Using Sequenom at 21 sites

11,669 samples out of all CONVERGE samples were genotyped at 21 random sites in the genome using a custom Sequenom SpectroCHIP (1 sample was not genotyped as there was not enough DNA of adequate quality for genotyping on the Sequenom platform). Mass spectra were collected using the MassARRAY system mass spectrometer and TYPER4.0 was used to assess the reliability of genotype calls generated by SpectroREAD from the mass spectra.

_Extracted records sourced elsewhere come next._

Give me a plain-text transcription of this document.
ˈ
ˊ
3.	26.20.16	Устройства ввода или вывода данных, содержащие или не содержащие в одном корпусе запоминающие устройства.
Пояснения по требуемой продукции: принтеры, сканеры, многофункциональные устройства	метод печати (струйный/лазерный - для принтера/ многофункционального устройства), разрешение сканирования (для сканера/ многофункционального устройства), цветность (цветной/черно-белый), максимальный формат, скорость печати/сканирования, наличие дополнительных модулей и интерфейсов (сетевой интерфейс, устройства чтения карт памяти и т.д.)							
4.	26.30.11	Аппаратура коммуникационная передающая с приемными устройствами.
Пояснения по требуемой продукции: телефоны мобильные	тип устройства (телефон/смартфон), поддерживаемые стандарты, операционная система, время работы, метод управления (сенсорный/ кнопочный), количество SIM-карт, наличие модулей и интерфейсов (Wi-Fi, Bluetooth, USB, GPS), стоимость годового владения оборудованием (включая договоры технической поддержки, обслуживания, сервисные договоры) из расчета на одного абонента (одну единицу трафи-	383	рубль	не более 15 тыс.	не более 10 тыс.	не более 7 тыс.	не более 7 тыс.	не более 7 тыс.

Default genotype call inclusion criteria were used. Just as we had compared imputed results with genotypes called directly from 10x coverage sequencing and the Illumina HumanOmniZhongHua Beadchip, we calculated the percentage concordance and r2 between hard-called genotypes and allele dosages from imputation with genotype calls from the Sequenom for each of the 21 sites that were genotyped. An r2 of 0.988 and concordance of 98.19% were obtained for the 21 sites. Per site r2 (mean=0.985) and percentage concordance (mean=98.16%) are shown Table 4 (also Supplementary Table 3 of Cai et al.[1]) along with the alleles and MAF of each site.

Table 4

Validation of imputation results with genotypes at 21 sites on custom Sequenom SpectroCHIP on all samples.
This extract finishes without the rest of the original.